Floats Like a Butterfly --
Stings like a Bee…
This fifty-three year-old Telecaster went back to the Fender factory in early 1959 to be re-necked (this was of course Leo Fender's original concept back in 1949). This great guitar weighs just 7.50 lbs. and has a nice fat nut width of just under 1 11/16 inches, a very comfortable medium-to-thin neck profile, and a scale length of 25 1/2 inches. Solid ash body, one-piece maple neck with 21 frets and black dot position markers. Headstock with Fender "spaghetti" logo in silver with black trim and "Telecaster" in black beneath. Original circular string tree. Individual single-line "no-name" Kluson Deluxe tuners with oval metal buttons (stamped on the underside "2356766 PAT APPLD." The neck has no pencil date (which is usual for early '59). Four-bolt neck plate with serial number ("12010") between the top two screws. One plain metal-cover "black-bottom" pickup with slot-head adjusting screws (at neck) with an output of 6.28k, and one black six-polepiece "copper-coated metal plate bottom" pickup with staggered polepieces (angled in bridgeplate) with an output of 5.96k. The bridge pickup cavity is dated in blue pencil "9-56". At the time of the neck replacement the Fender factory re-used the original 1956 "no-name" Kluson tuners and circular string-tree. They also changed the pickguard for the eight-screw single-layer white ABS (.080 inches thick) version - most probably because of the inherent 'buckling' problem with the original thinner .060 inches thick five-screw guard (the original five screws align perfectly within the eight screw-hole guard). Two controls (one volume, one tone) plus three-way pickup selector switch and original Daka-Ware black plastic "Top-Hat" tip, all on metal plate adjoining pickguard. Shorter chrome knobs with flat domes and knurled sides. Telecaster combined bridge/tailpiece with three, quarter inch steel, smooth saddles. the potentiometers are stamped "304 620" (Stackpole April 1956), and the three-way switch is stamped "CRL 1452."

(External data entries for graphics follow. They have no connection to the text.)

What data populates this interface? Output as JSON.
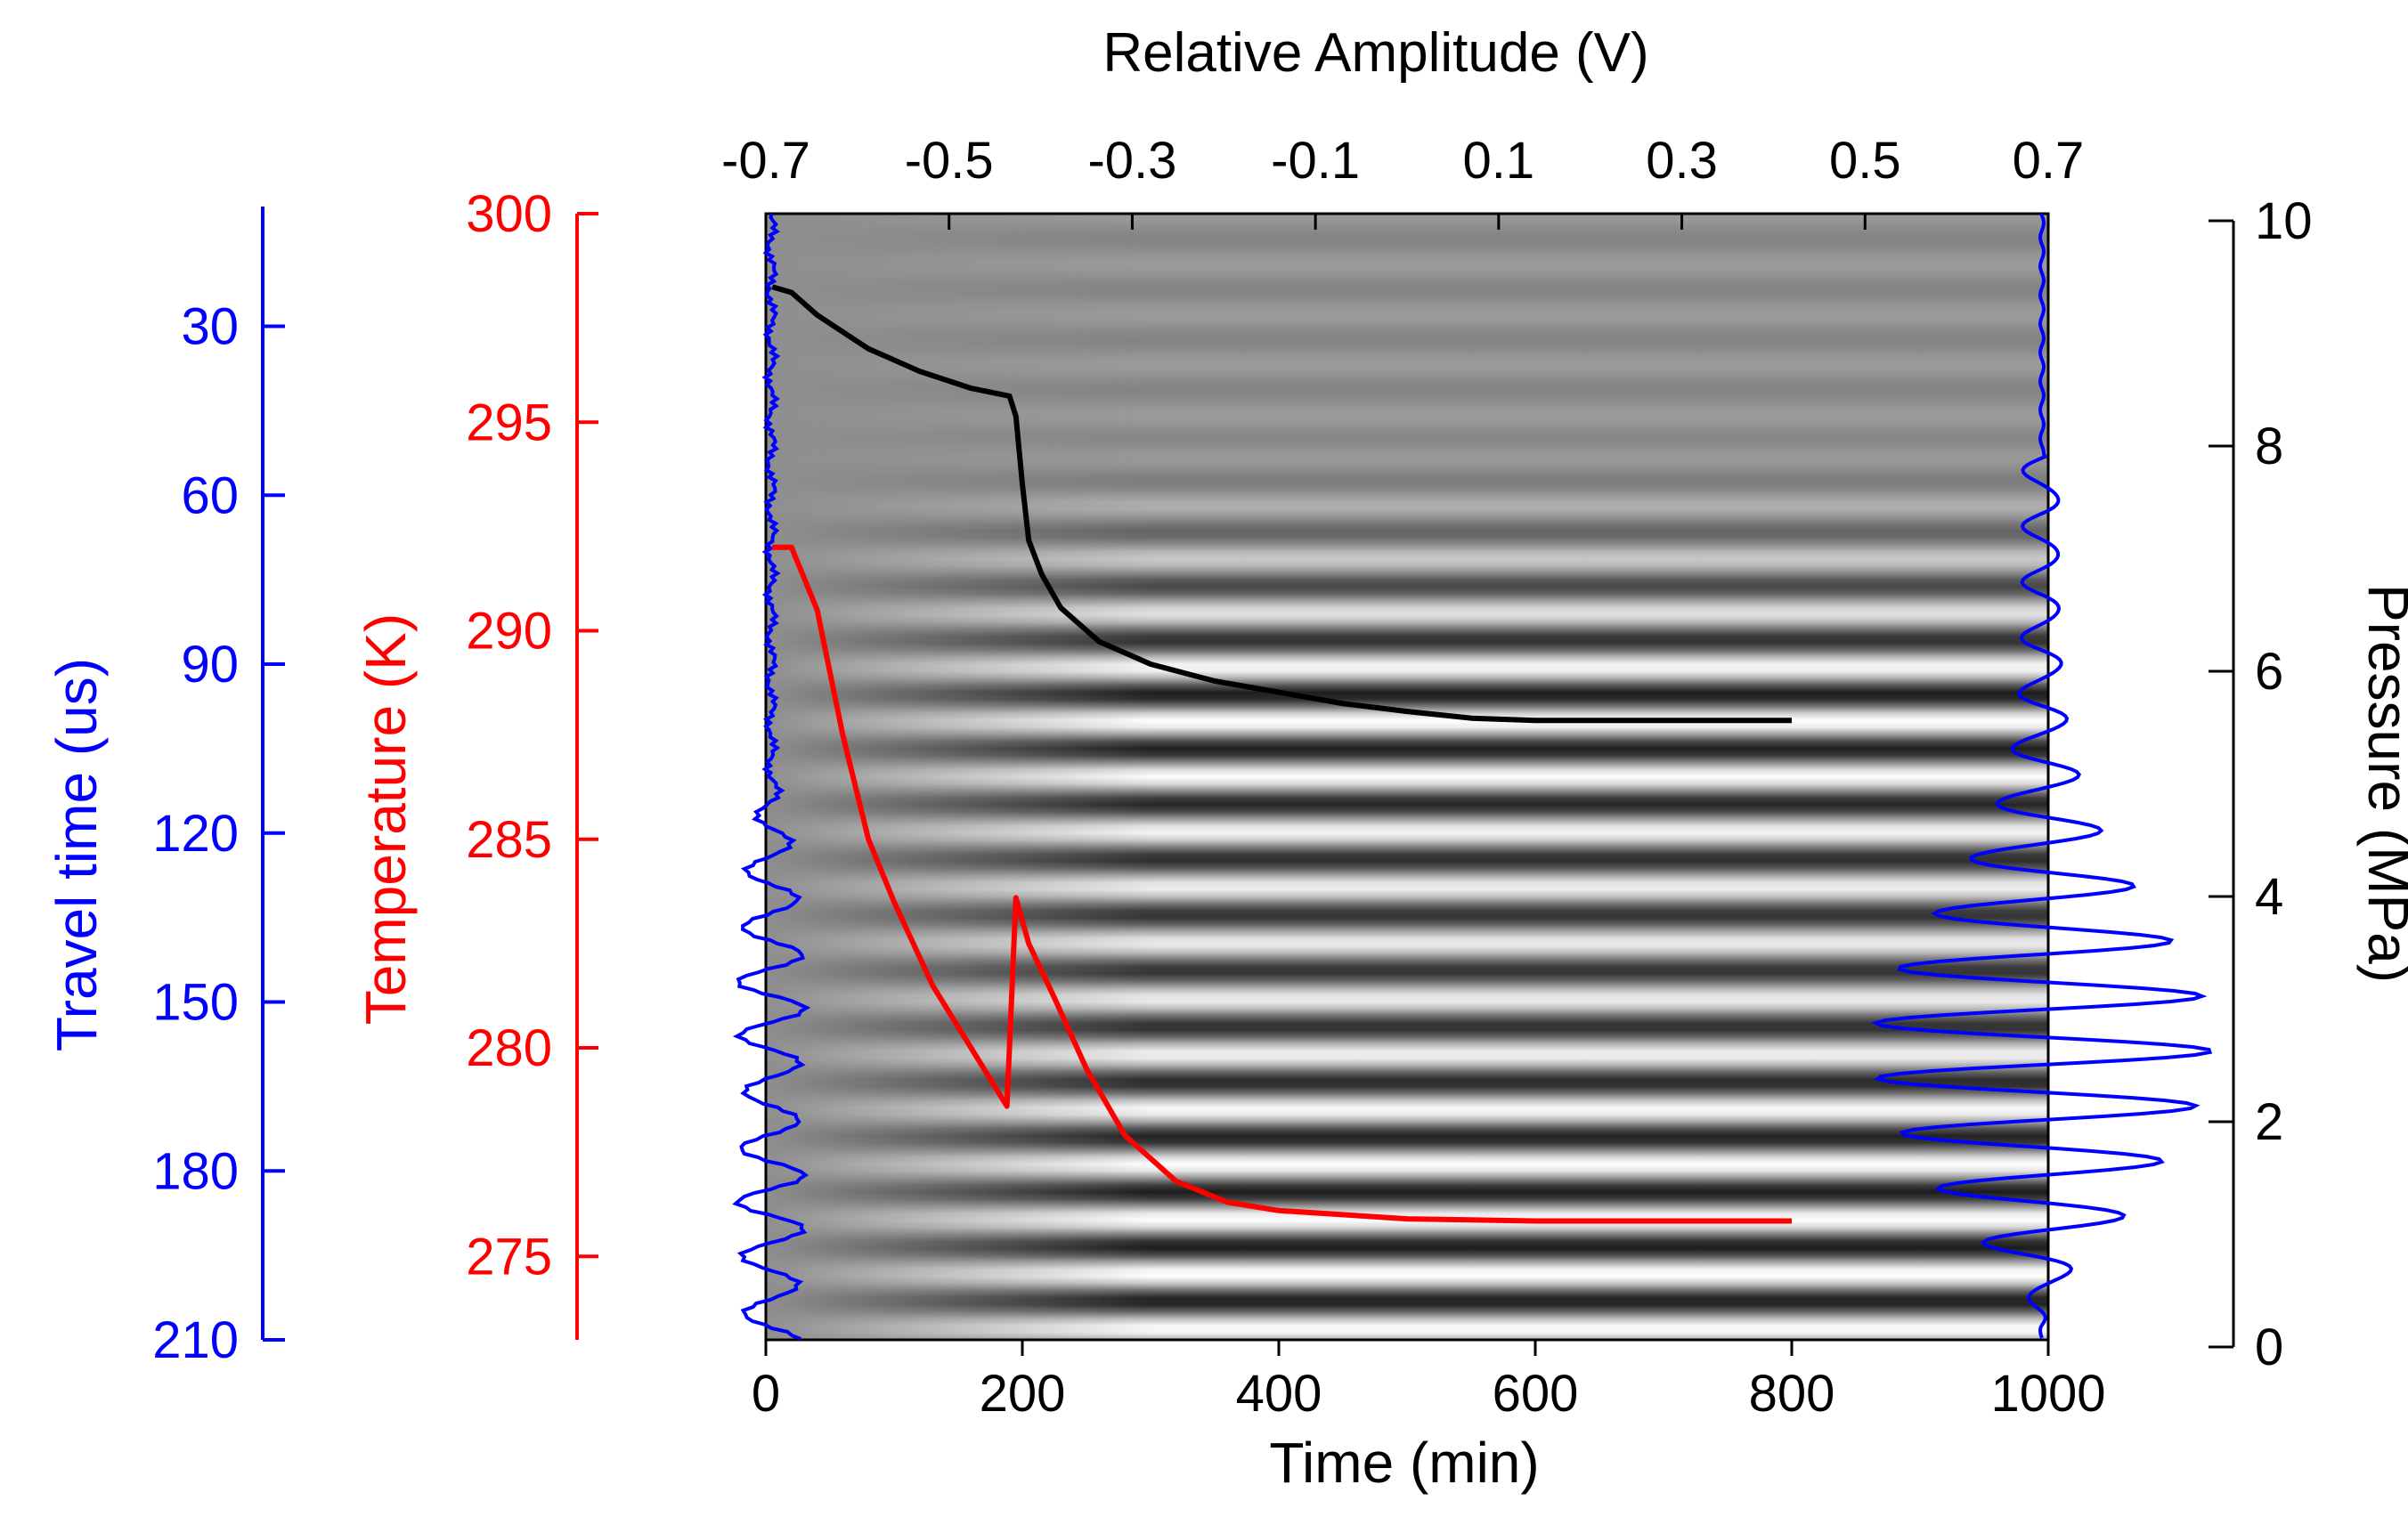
{
  "chart_data": {
    "type": "line",
    "title": "",
    "background": "seismic waterfall (grayscale) of recorded waveforms vs time",
    "x_bottom": {
      "label": "Time (min)",
      "range": [
        0,
        1000
      ],
      "ticks": [
        0,
        200,
        400,
        600,
        800,
        1000
      ]
    },
    "x_top": {
      "label": "Relative Amplitude (V)",
      "range": [
        -0.7,
        0.7
      ],
      "ticks": [
        "-0.7",
        "-0.5",
        "-0.3",
        "-0.1",
        "0.1",
        "0.3",
        "0.5",
        "0.7"
      ]
    },
    "y_travel": {
      "label": "Travel time (us)",
      "range": [
        210,
        10
      ],
      "ticks": [
        30,
        60,
        90,
        120,
        150,
        180,
        210
      ],
      "color": "#0000ff"
    },
    "y_temperature": {
      "label": "Temperature (K)",
      "range": [
        273,
        300
      ],
      "ticks": [
        275,
        280,
        285,
        290,
        295,
        300
      ],
      "color": "#ff0000"
    },
    "y_pressure": {
      "label": "Pressure (MPa)",
      "range": [
        0,
        10
      ],
      "ticks": [
        0,
        2,
        4,
        6,
        8,
        10
      ],
      "color": "#000000"
    },
    "series": [
      {
        "name": "Pressure",
        "axis": "pressure",
        "color": "#000000",
        "points": [
          [
            5,
            9.35
          ],
          [
            20,
            9.3
          ],
          [
            40,
            9.1
          ],
          [
            80,
            8.8
          ],
          [
            120,
            8.6
          ],
          [
            160,
            8.45
          ],
          [
            190,
            8.38
          ],
          [
            195,
            8.2
          ],
          [
            200,
            7.6
          ],
          [
            205,
            7.1
          ],
          [
            215,
            6.8
          ],
          [
            230,
            6.5
          ],
          [
            260,
            6.2
          ],
          [
            300,
            6.0
          ],
          [
            350,
            5.85
          ],
          [
            400,
            5.75
          ],
          [
            450,
            5.65
          ],
          [
            500,
            5.58
          ],
          [
            550,
            5.52
          ],
          [
            600,
            5.5
          ],
          [
            700,
            5.5
          ],
          [
            800,
            5.5
          ]
        ]
      },
      {
        "name": "Temperature",
        "axis": "temperature",
        "color": "#ff0000",
        "points": [
          [
            5,
            292.0
          ],
          [
            20,
            292.0
          ],
          [
            40,
            290.5
          ],
          [
            60,
            287.5
          ],
          [
            80,
            285.0
          ],
          [
            100,
            283.5
          ],
          [
            130,
            281.5
          ],
          [
            160,
            280.0
          ],
          [
            188,
            278.6
          ],
          [
            195,
            283.6
          ],
          [
            205,
            282.5
          ],
          [
            225,
            281.2
          ],
          [
            250,
            279.5
          ],
          [
            280,
            277.9
          ],
          [
            320,
            276.8
          ],
          [
            360,
            276.3
          ],
          [
            400,
            276.1
          ],
          [
            500,
            275.9
          ],
          [
            600,
            275.85
          ],
          [
            800,
            275.85
          ]
        ]
      }
    ],
    "waveform_left": {
      "name": "initial waveform",
      "color": "#0000ff"
    },
    "waveform_right": {
      "name": "final waveform",
      "color": "#0000ff"
    }
  }
}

This guitar is in excellent plus (8.75) condition. There is some belt buckle scarring on the back, and a fair amount of playing wear, mainly on the edges. The original frets show very little playing wear and there is virtually no playing wear on the maple board. The Blond has mellowed to a rich, creamy color. The lovely grain of the ash body shows very well through the finish, and this fifty four-year-old gem is quite simply one of the best sounding "white guard" Telecasters that we have handled! Housed in the original Fender tweed hardshell case with light red plush lining (8.75).
This guitar gives you the very best of both worlds -- the sound of a '56 Tele with that early '59 medium profile neck that so many players prefer.
"Leo Fender's new solidbody was the instrument that we know now as the Fender Telecaster, effectively the world's first commercially successful solidbody electric guitar...The guitar was originally named the Fender Esquire and then the Fender Broadcaster, and it first went into production in 1950. It was a simple, effective instrument. It had a basic, single-cutaway, solid slab of ash for a body, with a screwed-on maple neck. Everything was geared to easy production. It had a slanted pickup mounted into a steel bridge-plate carrying three adjustable bridge-saddles, and the body was finished in a yellowish color known as blond. It was unadorned and like nothing else. It was ahead of its time (Tony Bacon, 50 Years of Fender, p. 10).
"Both the Telecaster and the Esquire kept their basic 1951 appointments until the mid-50s. In retrospect, their most striking features -- at least cosmetically speaking -- are a typical yellowed blonde finish (a.k.a. 'butterscotch' finish) and a black pickguard, hence the often cited notion of early 'black guard' Tellies. The combination of the two actually gives a distinct look to the early 50s models, which are otherwise considered by many as the ultimate classic Telecaster guitar because of their tone...Besides its peculiar hue, the original blonde finish nicely showcases the ash body heavy grain pattern that later whiter finishes would subdue...[1954] marks the beginning of a number of changes in the appointments of Telecaster guitars. By Fall, the bakelite black guard was replaced by a single ply white trim and a few months later steel superseded brass for the bridge saddles. FENDER also changed the finishing process of the blonde finish...The typical 'butterscotch' colour gave way to a creamier shade which would soon evolve into a lighter off-white finish. Finally, 1954 is also the year when the serial number was removed from the bridge plate to be stamped on the neck anchor plate...Beyond these cosmetic features, a more dramatic evolution took place in 1955. The bridge pickup was modified to incorporate staggered pole pieces in place of the flush level-poles of the original design...Finally, the round clubby neck of the post-1950 guitars evolved into pronounced 'V' feel by 1955 and until early 1958 'boat necks' were the rule on most Fender instruments...At the end of 1956, Telecaster guitars no longer looked or even sounded exactly the same as the 1951 models...In the course of 1958, necks gradually changed for a flatter cross section" (A.R. Duchossoir, The Fender Telecaster, p. 16).